Chronologie critique : Évangile selon saint Luc, un peu après l'an 70. — Évangiles synoptiques (saint Matthieu et saint Marc), un peu avant celui de saint Luc.—Actes, vers l'an 80.— Évangile de saint Jean, vers l'an 100.— Épîtres authentiques de saint Paul, même date que dans la chronologie catholique. (Nous ne parlons ni des Épîtres de saint Pierre, ni de celles de saint Jean, dont la date, tout au moins, est incertaine.)

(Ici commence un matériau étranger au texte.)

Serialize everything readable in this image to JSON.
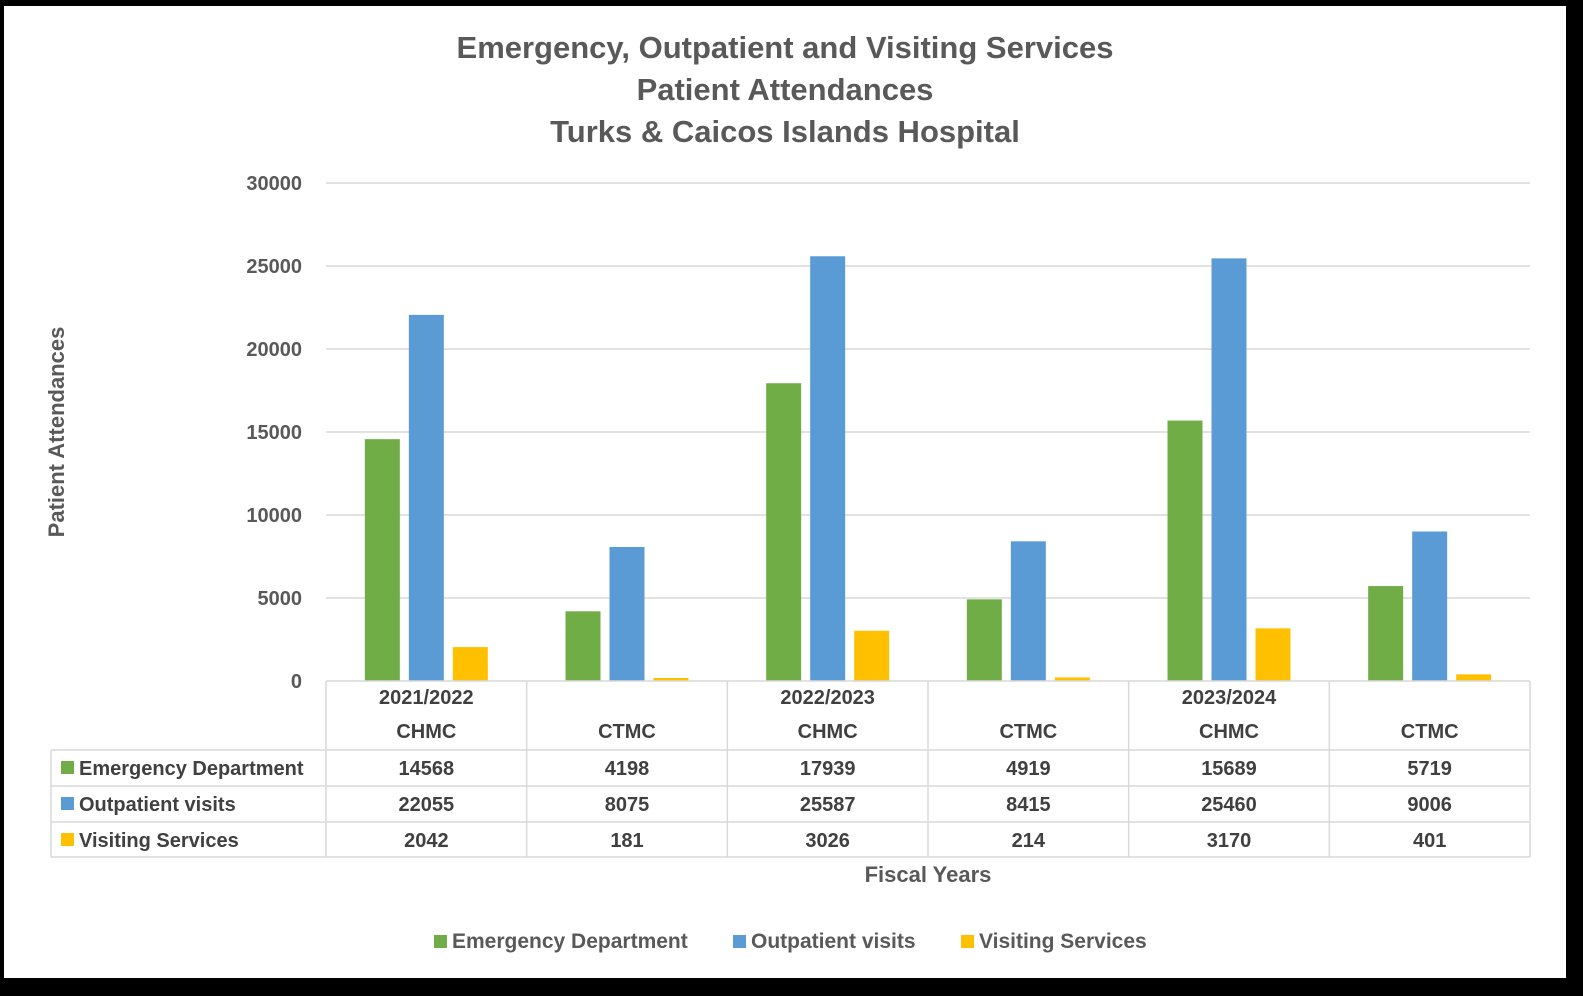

II. Écrits de Sénèque : De ira, Consolatio ad Marciam ; Consolatio ad Helviam, ad Polybium, de 41 à 49. — De vita beata, De brevitate vitæ, De clementia, De beneficiis, Epist. ad Lucilium, Quæst. naturales, de 58 à 65. — De tranquillitate animi, de otio sapientis, de constantia sapientis, de Providentia, date incertaine.

[19] Encore faut-il pour cela s'en référer à la chronologie catholique ; s l'on adopte, au contraire, la chronologie critique, ou celle même de saint Irénée, tous les Évangiles sont d'une date plus récente que les écrits de Sénèque. Il resterait onze épîtres de saint Paul composées entre 53 et 62. On voit combien cette imitation prétendue, même à ce simple point de vue des dates et des époques précises, souffre de difficultés.

[20] Saint Irénée est le premier qui ait fait mention des Évangiles, et il en recule la date assez loin, comme on l'a vu.